Chicago Masonry Construction, Inc. was first incorporated in 1996. Click here to read more about the history of Chicago Masonry.

Masonry began spontaneously in the creation of low walls from stone or pieces of caked mud from dried puddles. Mortar was originally mud smeared into the rising wall to lend stability and weather tight seal. Where stone lay readily at hand, it was preferred to bricks; where stone was unavailable, bricks were made from local clay and silts. Change came with the passing millenia. People learned to quarry, cut and hand chisel stone with increasing precision. Fires built against mud brick walls brought knowledge of the advantages of burned brick, leading the invention of the brick kiln. Masons learned the art of turning limestone into lime, and lime mortar gradually replaced mud. By the fourth millenium BC, the peoples of Mesopotamia were building palaces and temples of stone and sun-dried brick.

In the third millennium, the Egyptians erected the first of their stone temples and pyramids. In the last centuries before the birth of Christ, the Greeks perfected their temples of limestone and marble. When control of Western Civilization passed to Romans, they made the first large-scale use of masonry arches and roof vaults in their basilicas, baths, palaces, anf aqueducts. Medieval civilizations in both Europe and the Islamic world brought masonry vaulting to a very high and sophisticated plane of development. The Islamic craftsmen built magnificent palaces, markets and mosques of brick and often incorporated glazed clay tiles. The Europeans focused their energies toward fortresses and cathedrals of stone, culminating in the pointed vaults and flying butresses of the great Gothic churches.
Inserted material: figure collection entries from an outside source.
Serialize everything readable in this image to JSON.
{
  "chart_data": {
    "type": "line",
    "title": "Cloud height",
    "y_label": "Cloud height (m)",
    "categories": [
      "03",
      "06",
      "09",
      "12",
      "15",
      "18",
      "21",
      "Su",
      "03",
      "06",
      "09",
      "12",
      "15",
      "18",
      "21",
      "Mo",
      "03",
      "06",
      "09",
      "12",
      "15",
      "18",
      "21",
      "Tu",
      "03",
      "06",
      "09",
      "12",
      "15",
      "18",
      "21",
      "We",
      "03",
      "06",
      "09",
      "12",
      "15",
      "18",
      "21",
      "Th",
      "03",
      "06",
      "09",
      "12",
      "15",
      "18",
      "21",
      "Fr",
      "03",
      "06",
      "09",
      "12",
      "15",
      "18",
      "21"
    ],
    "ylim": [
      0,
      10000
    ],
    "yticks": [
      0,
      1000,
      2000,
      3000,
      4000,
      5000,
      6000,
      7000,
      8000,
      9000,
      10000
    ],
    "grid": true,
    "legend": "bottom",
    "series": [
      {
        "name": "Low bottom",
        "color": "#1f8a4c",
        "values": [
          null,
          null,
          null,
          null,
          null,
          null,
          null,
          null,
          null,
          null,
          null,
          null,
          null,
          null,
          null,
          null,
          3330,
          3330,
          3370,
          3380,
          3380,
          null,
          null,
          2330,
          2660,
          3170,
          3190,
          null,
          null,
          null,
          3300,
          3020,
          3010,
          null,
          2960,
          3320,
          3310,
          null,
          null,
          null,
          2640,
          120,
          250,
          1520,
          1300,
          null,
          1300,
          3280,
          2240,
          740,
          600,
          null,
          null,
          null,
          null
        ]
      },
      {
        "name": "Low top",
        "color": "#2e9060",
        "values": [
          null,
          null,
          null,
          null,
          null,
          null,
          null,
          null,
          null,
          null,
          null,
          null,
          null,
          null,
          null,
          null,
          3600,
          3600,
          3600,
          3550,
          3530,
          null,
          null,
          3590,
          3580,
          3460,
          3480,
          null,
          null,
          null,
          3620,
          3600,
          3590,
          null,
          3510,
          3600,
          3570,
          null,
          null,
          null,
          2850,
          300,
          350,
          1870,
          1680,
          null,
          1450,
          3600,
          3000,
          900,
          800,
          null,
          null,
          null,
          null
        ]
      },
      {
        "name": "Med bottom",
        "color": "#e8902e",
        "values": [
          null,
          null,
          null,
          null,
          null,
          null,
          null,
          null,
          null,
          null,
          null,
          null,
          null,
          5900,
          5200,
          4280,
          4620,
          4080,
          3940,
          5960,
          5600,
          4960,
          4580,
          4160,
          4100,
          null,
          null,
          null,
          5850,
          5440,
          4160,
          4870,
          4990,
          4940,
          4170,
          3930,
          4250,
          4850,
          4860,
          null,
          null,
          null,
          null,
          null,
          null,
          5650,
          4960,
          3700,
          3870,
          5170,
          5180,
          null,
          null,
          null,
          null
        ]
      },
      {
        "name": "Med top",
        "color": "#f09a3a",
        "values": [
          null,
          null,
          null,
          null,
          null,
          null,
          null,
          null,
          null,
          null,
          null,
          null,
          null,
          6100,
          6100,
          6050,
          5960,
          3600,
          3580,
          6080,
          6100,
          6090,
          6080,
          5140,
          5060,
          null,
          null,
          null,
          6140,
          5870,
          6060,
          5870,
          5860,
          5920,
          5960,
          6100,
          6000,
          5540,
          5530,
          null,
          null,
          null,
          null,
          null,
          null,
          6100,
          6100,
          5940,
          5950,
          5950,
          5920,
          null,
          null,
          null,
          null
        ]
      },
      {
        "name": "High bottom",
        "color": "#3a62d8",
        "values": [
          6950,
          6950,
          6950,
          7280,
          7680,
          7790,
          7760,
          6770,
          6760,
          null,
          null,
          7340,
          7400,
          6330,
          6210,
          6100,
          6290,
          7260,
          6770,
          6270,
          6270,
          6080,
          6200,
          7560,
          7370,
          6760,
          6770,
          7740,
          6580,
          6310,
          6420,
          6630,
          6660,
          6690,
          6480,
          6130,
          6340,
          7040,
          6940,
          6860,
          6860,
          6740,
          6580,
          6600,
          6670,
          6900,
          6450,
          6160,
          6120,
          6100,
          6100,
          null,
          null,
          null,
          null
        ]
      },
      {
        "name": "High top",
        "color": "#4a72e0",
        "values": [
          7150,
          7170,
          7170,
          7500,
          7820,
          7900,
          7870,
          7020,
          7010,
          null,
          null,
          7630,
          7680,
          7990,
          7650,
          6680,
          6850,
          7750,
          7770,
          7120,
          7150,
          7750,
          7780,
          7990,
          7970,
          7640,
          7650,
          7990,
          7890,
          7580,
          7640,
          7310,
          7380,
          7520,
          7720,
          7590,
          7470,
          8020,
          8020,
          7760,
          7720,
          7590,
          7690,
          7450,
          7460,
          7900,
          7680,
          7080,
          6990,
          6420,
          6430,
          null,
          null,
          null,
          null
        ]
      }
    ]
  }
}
The civilizations of Central America, South America and Asia were carrying on simultaneous evolution in cut stone. During the Industrial Revolution in Europe and North America, machines were developed that quarried and worked stone, molded bricks and aided in the transportation of these heavy materials to the building site. Sophisticated mathematics were applied for the first time to the analysis of masonry arches and the art of stonecutting. Portland cement mortar came into widespread use, enabling the construction of masonry buildings of greater strength and durability. In the late nineteenth century, masonry began to loose its primacy among the materials of construction. The very tall buildings of the central cities required frames of metal to replace the thick masonry bearing walls that had limited the heights to which one could build.

Reinforced concrete, poured rapidly and economically into simple forms of wood, began to replace brick and stone masonry in foundations and walls. The heavy masonry vault was supplanted by lighter floor and roof structures of steel and concrete. The nineteenth- century invention of the hollow masonry concrete unit (CMU) helped revitalize masonry as a craft. The concrete block was much cheaper than cut stone and required less labor to lay than brick. It could be combined with brick or stone facings to make lower-cost walls that were still pleasing in appearance. The brick cavity wall, an early nineteenth-century British invention, also contributed to te revitalization of masonry. It produced a warmer, more watertight wall that was later to adapt easily to the introduction of thermal insulation when appropriate insulating materials became available in the middle of the twentieth-century.

Over the twentieth-century, there have been many contributions to masonry construction. These include the development of techniques for steel reinforced masonry, high-strength mortars, masonry units (both bricks and concrete masonry units) that are higher in structural strength and masonry units of many types that reduce the amount of labor required for masonry construction. As we enter the 21st century, masonry remains popular. Masonry is the choice of many architects, developers and homeowners because of its beauty, durability and endless possibilities.